The first car was revealed to the press in October 1956. It was not completely finished, and although the form of the chassis was final, the car could not be driven. This car was later used as a prototype, and many changes were made during later testing. Norwegian and foreign press showed much enthusiasm towards the project, and the car was compared to those from brands like Porsche, Citroën and Saab.

===Production and bankruptcy===
The first Troll was sold to a customer on May 1, 1957.

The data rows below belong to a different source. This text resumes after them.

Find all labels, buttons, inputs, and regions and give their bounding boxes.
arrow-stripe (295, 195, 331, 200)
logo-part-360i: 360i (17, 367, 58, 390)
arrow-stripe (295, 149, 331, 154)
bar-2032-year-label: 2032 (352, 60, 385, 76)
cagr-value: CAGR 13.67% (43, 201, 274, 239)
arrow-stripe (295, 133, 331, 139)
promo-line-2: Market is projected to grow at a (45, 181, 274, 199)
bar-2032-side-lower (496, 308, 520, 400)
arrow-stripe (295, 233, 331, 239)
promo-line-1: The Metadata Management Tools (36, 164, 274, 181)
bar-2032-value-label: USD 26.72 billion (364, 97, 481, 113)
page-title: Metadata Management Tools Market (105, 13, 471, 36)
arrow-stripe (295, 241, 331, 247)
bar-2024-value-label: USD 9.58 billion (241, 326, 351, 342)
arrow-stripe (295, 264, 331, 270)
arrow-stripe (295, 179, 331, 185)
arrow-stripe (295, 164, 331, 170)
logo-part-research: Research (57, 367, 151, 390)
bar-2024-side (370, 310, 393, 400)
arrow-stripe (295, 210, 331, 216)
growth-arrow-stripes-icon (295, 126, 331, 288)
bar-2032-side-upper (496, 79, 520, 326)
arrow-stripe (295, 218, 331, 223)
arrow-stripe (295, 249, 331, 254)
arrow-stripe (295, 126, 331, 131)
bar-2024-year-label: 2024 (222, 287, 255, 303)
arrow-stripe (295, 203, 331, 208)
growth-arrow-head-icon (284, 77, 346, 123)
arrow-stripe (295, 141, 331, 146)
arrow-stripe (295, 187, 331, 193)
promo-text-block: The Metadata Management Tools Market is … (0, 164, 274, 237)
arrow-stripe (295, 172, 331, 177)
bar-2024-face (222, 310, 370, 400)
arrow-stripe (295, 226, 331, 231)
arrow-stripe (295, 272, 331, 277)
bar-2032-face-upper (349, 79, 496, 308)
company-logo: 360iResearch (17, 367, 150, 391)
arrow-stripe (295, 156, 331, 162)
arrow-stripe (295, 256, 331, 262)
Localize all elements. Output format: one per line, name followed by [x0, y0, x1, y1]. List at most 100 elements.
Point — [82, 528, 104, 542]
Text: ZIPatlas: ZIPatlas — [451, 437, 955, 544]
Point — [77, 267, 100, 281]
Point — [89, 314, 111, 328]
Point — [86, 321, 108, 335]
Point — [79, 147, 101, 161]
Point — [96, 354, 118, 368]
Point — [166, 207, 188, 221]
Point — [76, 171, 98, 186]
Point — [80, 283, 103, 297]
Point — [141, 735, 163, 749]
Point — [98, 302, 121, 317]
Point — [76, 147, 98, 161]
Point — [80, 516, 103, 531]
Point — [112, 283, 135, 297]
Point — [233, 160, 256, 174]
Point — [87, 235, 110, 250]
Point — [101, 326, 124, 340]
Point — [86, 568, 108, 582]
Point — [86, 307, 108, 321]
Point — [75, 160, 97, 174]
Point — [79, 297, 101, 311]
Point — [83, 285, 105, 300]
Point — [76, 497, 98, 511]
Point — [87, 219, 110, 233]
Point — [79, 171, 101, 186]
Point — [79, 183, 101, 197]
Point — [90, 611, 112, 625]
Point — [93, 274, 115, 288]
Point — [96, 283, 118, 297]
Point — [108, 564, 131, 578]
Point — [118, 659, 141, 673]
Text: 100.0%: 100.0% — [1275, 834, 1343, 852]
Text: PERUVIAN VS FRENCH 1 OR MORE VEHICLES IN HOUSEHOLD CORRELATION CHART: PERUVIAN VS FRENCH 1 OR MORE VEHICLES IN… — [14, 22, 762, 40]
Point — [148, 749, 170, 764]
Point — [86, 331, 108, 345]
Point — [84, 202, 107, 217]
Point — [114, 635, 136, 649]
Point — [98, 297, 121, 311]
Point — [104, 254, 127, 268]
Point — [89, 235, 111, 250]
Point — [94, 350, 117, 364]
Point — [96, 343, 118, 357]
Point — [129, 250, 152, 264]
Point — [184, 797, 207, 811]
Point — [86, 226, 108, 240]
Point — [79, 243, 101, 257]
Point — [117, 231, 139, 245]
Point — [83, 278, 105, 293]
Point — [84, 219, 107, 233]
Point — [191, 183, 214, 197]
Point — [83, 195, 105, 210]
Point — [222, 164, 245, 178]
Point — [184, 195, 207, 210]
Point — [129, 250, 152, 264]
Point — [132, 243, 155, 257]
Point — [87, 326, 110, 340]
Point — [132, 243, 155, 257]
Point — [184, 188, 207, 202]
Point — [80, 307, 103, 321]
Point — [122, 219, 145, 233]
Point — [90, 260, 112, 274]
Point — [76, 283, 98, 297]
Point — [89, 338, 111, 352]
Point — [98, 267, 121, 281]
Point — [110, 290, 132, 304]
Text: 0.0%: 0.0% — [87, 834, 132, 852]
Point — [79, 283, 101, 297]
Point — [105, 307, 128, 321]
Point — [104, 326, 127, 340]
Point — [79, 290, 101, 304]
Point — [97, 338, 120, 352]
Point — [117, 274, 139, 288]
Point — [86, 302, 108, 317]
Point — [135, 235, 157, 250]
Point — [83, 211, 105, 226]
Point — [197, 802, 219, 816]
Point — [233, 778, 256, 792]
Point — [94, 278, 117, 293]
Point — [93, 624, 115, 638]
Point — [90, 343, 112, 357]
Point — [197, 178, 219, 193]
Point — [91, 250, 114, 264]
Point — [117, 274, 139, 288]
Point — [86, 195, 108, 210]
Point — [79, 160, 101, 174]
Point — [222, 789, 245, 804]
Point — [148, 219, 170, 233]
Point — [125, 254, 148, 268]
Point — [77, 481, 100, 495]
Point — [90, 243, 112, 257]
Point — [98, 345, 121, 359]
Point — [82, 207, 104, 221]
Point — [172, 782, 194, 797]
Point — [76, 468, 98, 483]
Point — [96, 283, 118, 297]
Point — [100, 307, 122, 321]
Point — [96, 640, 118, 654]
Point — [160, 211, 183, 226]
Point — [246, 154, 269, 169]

As production commenced, Kohl-Larsen faced difficulty obtaining a permit from the Norwegian government to sell the Troll. He was allowed to sell only 15 cars in Norway, the reason being a barter treaty Norway had with the Soviet Union and Eastern Europe to buy cars from them as they bought fish products from Norway. As such, the government was afraid that domestic car production would disrupt this trading balance. Kohl-Larsen therefore started plans to export cars to Germany and Denmark, with requests from other countries like Finland and Belgium. At one point, the company had plans to build 2,000 cars per year, but settled on one finished car per day afterwards.

Troll Plastik & Bilindustri was also unable to secure the investment capital necessary for large-scale production. When the Norwegian government made their lack of support for the Troll clear, all potential investors closed negotiations, resulting in bankruptcy in early 1958.